Financial Crime World

CFTC Extends No-Action Letter for Taiwan Futures Exchange (TAIFEX) on Derivatives Clearing Organization Registration

Release Number: 8776-23 Date: September 13, 2023

The Commodity Futures Trading Commission’s (CFTC) Division of Clearing and Risk has announced that it will not recommend enforcement action against Taiwan Futures Exchange (TAIFEX) for not registering as a derivatives clearing organization (DCO) as mandated under Section 5b(a) of the Commodity Exchange Act (CEA). The no-action letter, which extends the previous one issued in 2022, remains effective until the earlier of March 15, 2024 or the date of TAIFEX’s potential exemption from DCO registration under Section 5b(h) of the CEA.

Scope of No-Action Letter

The recent no-action letter is limited to TAIFEX’s clearing of proprietary trades executed by United States clearing members and their affiliates. This arrangement allows the exchange to continue functioning without registration as a CFTC-regulated DCO for the time being.

Key Takeaways

  • The no-action letter does not change TAIFEX’s requirement to eventually register as a DCO or seek explicit exemption from the CEA.
  • The letter offers crucial breathing room, ensuring no disruptions to the trading of derivatives by United States clearing members and their affiliates through TAIFEX.
  • The arrangement is limited to clearing proprietary trades executed by U.S. clearing members and their affiliates.

CFTC Statement

“The Division of Clearing and Risk is providing no-action relief to the Taiwan Futures Exchange, in connection with the clearing of proprietary trades of U.S. clearing members and their affiliates, pending the CFTC’s determination of whether to grant an exemption under Section 5b(h) of the CEA.”

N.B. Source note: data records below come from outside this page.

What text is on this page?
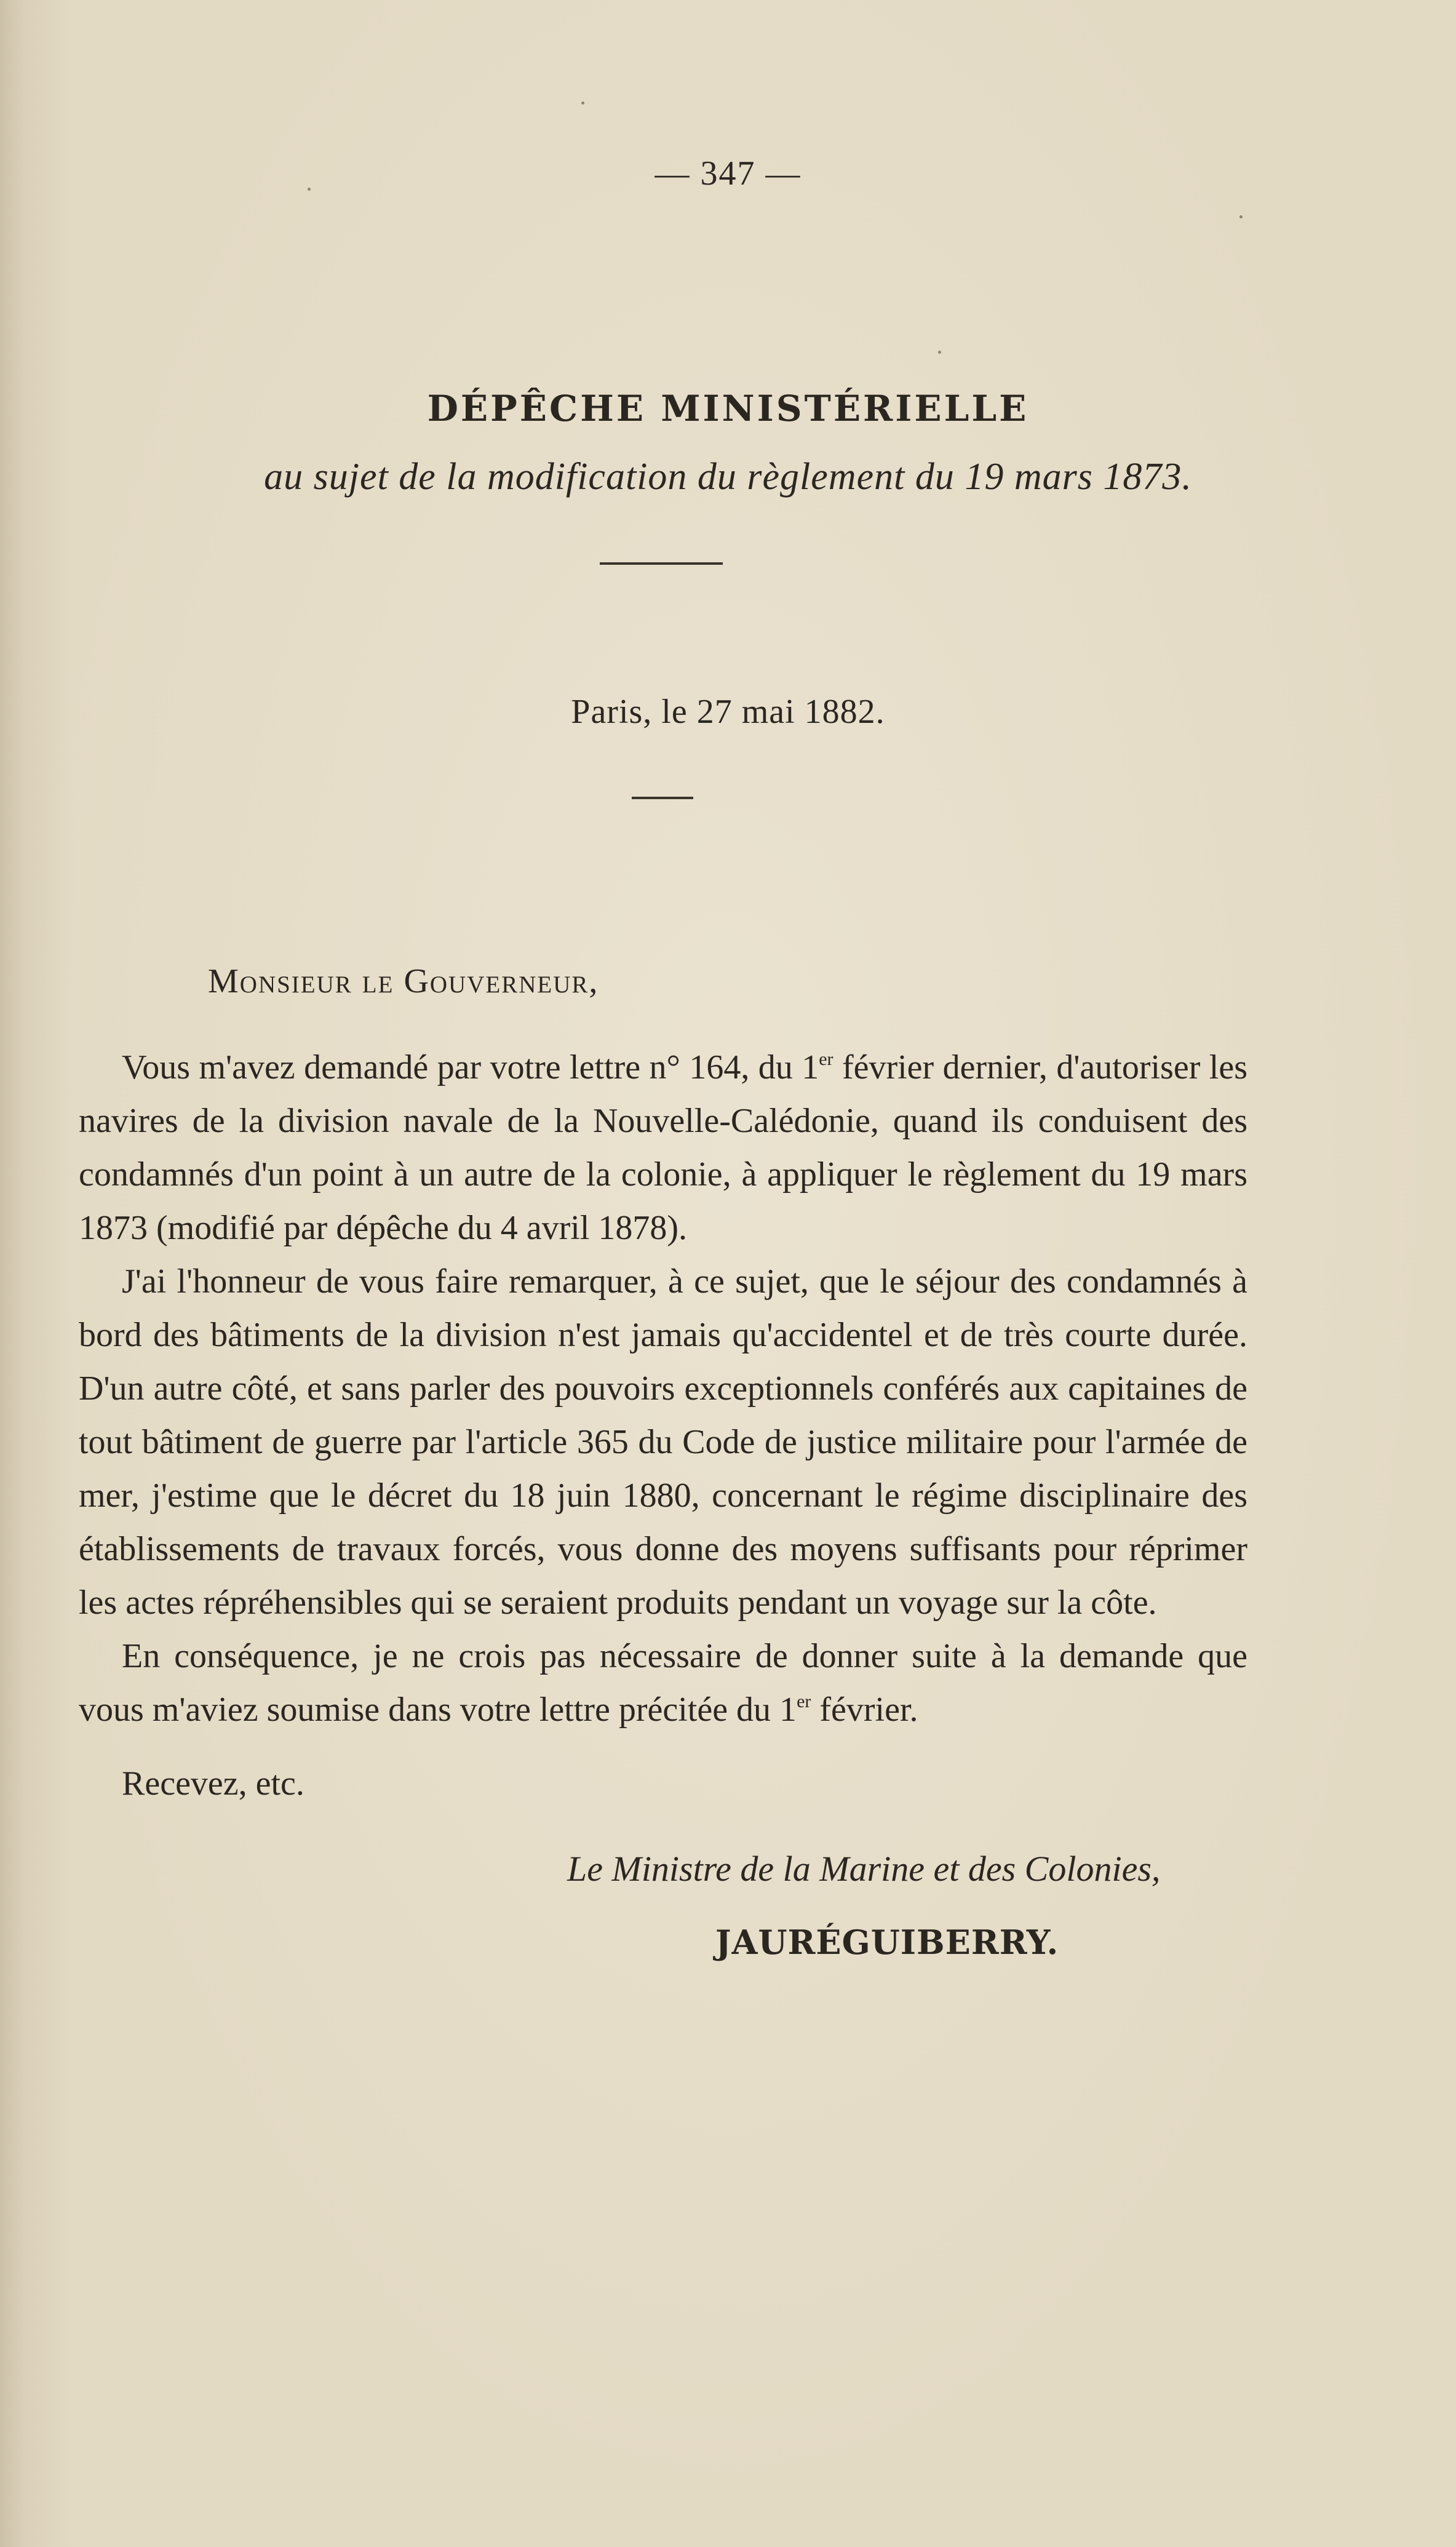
— 347 —
DÉPÊCHE MINISTÉRIELLE
au sujet de la modification du règlement du 19 mars 1873.
Paris, le 27 mai 1882.
Monsieur le Gouverneur,

Vous m'avez demandé par votre lettre n° 164, du 1er février dernier, d'autoriser les navires de la division navale de la Nouvelle-Calédonie, quand ils conduisent des condamnés d'un point à un autre de la colonie, à appliquer le règlement du 19 mars 1873 (modifié par dépêche du 4 avril 1878).

J'ai l'honneur de vous faire remarquer, à ce sujet, que le séjour des condamnés à bord des bâtiments de la division n'est jamais qu'accidentel et de très courte durée. D'un autre côté, et sans parler des pouvoirs exceptionnels conférés aux capitaines de tout bâtiment de guerre par l'article 365 du Code de justice militaire pour l'armée de mer, j'estime que le décret du 18 juin 1880, concernant le régime disciplinaire des établissements de travaux forcés, vous donne des moyens suffisants pour réprimer les actes répréhensibles qui se seraient produits pendant un voyage sur la côte.

En conséquence, je ne crois pas nécessaire de donner suite à la demande que vous m'aviez soumise dans votre lettre précitée du 1er février.

Recevez, etc.
Le Ministre de la Marine et des Colonies,
JAURÉGUIBERRY.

Maintaining Market Stability

By permitting this continued operation, the CFTC intends to maintain market stability and the smooth functioning of the relevant derivatives markets.

Conclusion


The no-action letter provides relief to TAIFEX, allowing it to continue clearing proprietary trades executed by U.S. clearing members and their affiliates without registering as a DCO. The CFTC’s decision aims to ensure market stability and maintain the smooth functioning of derivatives markets, while also providing breathing room for TAIFEX to address its registration requirements in the future.